Irvin lived in Italy for more than 20 years, in a small village in the Alps. He completed his philosophy studies in Rome and began working in human rights, focusing on Roma children from the Balkans, aided by his knowledge of local languages. In addition to those, he speaks Italian, French, and English. Irvin dedicated his life to human rights projects around the world, including Egypt, Tunisia, and Belgium.

In 2014, Irvin returned to Srebrenica in order to devote his life to the reconstruction of an ancient village in Srebrenica in order to create a welcoming destination for visitors and students. By 2017, with the collaboration of Prijatelji Prirode Oaza Mira and Italian Amici della Natura Group, Srebrenica - City of Hope was created. The goal of the project is to provide a space where they can explore the natural beauty of the area and learn about its history and the local community.

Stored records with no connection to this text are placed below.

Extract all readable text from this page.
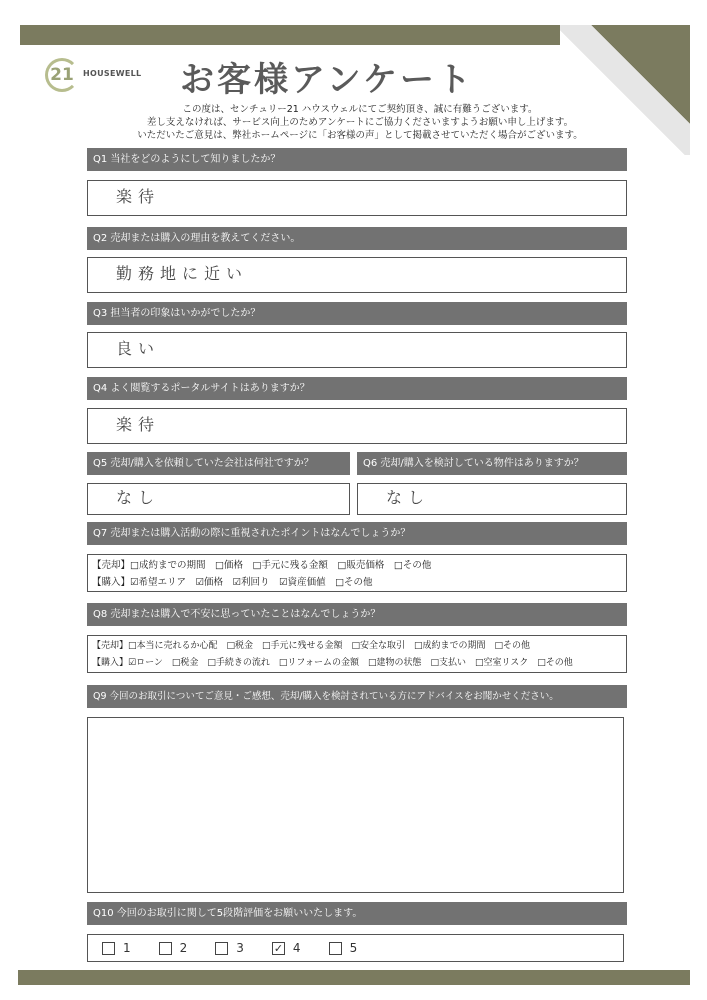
21	HOUSEWELL お客様アンケート
この度は、センチュリー21 ハウスウェルにてご契約頂き、誠に有難うございます。
差し支えなければ、サービス向上のためアンケートにご協力くださいますようお願い申し上げます。
いただいたご意見は、弊社ホームページに「お客様の声」として掲載させていただく場合がございます。
Q1 当社をどのようにして知りましたか？
楽待
Q2 売却または購入の理由を教えてください。
勤務地に近い
Q3 担当者の印象はいかがでしたか？
良い
Q4 よく閲覧するポータルサイトはありますか？
楽待
Q5 売却/購入を依頼していた会社は何社ですか？
なし
Q6 売却/購入を検討している物件はありますか？
なし
Q7 売却または購入活動の際に重視されたポイントはなんでしょうか？
【売却】□成約までの期間　□価格　□手元に残る金額　□販売価格　□その他
【購入】☑希望エリア　☑価格　☑利回り　☑資産価値　□その他
Q8 売却または購入で不安に思っていたことはなんでしょうか？
【売却】□本当に売れるか心配　□税金　□手元に残せる金額　□安全な取引　□成約までの期間　□その他
【購入】☑ローン　□税金　□手続きの流れ　□リフォームの金額　□建物の状態　□支払い　□空室リスク　□その他
Q9 今回のお取引についてご意見・ご感想、売却/購入を検討されている方にアドバイスをお聞かせください。
Q10 今回のお取引に関して5段階評価をお願いいたします。
1	2	3	✓ 4	5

In 2020, Irvin made a statement on the occasion of the European Holocaust Memorial Day for Sinti and Roma, which is organized by the Council of Europe.

In January 2025, a documentary film titled Il ragazzo della Drina (The Boy from the River Drina), written and directed by Zijad Ibrahimović, with a screenplay by Marzio G. Mian and Nicola Scevola, was released. The film stars Irvin and tells his story. It was one of six nominees for the prestigious Prix de Soleure competition at the 60th Solothurn Film Festival.